Lucette Michaux-Chevry
Biographie

25 novembre 2002 : Condamnée à 20.000 euros d'amende pour favoritisme dans l'attribution de marchés publics de travaux
06 novembre 2002 : Condamnée avec sursis en première instance pour concussion
18 janvier 2001. Lucette Michaux-Chevry relaxée en appel dans une affaire d'usage de faux.
La présidente RPR du Conseil régional de Guadeloupe, Lucette Michaux-Chevry, 71 ans, a été relaxée jeudi par la cour d'appel de Paris devant laquelle elle était poursuivie pour "usage de faux".

L'avocat général avait requis, lors de l'audience en novembre, six mois de prison avec sursis, une peine d'amende et un an d'interdiction des droits civils et civiques contre l'élue, également sénateur-maire de Basse-Terre.

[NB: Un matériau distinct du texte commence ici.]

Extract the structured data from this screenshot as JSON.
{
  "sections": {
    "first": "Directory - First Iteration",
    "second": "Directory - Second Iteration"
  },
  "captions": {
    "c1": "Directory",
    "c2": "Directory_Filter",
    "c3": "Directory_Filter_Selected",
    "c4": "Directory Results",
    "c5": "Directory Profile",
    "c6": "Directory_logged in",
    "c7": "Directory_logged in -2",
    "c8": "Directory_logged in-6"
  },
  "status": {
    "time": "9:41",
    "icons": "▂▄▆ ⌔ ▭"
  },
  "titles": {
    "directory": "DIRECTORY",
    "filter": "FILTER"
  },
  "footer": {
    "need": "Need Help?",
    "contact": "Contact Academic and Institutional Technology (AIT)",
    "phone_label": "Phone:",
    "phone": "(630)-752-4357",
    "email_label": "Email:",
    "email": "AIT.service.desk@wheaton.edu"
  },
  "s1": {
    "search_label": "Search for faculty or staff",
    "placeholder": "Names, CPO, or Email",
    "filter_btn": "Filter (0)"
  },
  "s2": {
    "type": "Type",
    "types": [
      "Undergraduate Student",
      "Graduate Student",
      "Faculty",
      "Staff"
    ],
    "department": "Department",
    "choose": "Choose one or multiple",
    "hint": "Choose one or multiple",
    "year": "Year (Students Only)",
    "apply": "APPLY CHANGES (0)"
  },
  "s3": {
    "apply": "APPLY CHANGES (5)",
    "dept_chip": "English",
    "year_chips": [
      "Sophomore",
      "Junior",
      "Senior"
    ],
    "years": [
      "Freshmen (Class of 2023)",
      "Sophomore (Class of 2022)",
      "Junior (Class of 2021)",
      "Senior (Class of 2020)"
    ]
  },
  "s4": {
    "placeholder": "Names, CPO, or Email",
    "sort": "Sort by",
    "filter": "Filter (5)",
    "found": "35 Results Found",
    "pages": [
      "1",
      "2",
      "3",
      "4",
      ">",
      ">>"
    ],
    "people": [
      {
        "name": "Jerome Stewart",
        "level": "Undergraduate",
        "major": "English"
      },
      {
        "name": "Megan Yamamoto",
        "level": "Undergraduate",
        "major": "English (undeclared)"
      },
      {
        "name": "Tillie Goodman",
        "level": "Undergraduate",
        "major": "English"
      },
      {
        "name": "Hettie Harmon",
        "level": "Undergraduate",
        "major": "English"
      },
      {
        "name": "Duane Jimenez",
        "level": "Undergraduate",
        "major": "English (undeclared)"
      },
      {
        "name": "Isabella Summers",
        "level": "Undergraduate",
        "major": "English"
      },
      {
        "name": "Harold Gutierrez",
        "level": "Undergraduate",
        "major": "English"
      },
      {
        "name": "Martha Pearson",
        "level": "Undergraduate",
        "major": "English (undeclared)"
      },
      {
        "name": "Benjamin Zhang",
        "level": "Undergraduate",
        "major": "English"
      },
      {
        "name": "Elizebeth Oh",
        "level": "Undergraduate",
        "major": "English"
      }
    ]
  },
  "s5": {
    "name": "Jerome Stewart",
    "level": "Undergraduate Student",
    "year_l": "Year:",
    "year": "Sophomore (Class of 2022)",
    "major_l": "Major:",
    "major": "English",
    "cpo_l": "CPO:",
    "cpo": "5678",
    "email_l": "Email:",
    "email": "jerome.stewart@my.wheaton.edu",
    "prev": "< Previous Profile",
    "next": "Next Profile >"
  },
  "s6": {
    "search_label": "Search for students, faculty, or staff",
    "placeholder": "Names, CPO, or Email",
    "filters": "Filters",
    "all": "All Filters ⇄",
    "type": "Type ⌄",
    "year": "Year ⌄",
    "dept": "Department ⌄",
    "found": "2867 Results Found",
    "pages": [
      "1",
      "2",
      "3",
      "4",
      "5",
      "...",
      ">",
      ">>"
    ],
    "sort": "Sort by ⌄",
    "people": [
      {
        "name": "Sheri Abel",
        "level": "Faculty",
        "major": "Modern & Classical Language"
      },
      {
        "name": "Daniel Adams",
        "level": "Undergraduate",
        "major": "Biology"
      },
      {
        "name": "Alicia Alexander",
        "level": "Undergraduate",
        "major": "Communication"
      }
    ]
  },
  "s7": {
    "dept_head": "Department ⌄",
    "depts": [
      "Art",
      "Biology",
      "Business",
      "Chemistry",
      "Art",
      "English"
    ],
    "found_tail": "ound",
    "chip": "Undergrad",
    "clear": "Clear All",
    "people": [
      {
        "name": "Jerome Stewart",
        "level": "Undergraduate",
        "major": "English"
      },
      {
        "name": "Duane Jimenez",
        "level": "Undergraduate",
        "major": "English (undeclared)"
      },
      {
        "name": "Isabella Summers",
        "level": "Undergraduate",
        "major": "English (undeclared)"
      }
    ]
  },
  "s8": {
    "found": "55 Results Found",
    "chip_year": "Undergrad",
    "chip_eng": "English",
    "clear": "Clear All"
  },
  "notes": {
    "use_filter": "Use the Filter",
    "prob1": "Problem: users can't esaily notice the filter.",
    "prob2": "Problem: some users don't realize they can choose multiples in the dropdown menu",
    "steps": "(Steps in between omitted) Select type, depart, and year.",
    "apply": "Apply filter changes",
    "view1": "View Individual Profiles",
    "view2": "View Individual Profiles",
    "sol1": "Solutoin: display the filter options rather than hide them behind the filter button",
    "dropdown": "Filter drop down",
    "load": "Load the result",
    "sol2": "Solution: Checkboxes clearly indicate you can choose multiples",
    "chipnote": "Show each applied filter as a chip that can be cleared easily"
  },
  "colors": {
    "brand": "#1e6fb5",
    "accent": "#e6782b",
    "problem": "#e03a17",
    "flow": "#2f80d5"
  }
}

Mme Michaux-Chevry, absente jeudi, était poursuivie pour avoir fourni un faux document, lors d'un procès en diffamation qu'elle avait intenté en 1995 au Parisien et à l'Evénement du Jeudi qui l'accusaient de détournements de fonds.

Mme Michaux-Chevry avait été condamnée, le 9 décembre 1999, à 50.000 F d'amende pour "usage de faux" par le tribunal correctionnel de Paris.

Le parquet, qui avait alors requis six mois d'emprisonnement avec sursis et de 150.000 à 200.000 F d'amende et suggéré une peine d'inéligibilité, avait fait appel de cette décision, ainsi que l'élue de Basse-Terre.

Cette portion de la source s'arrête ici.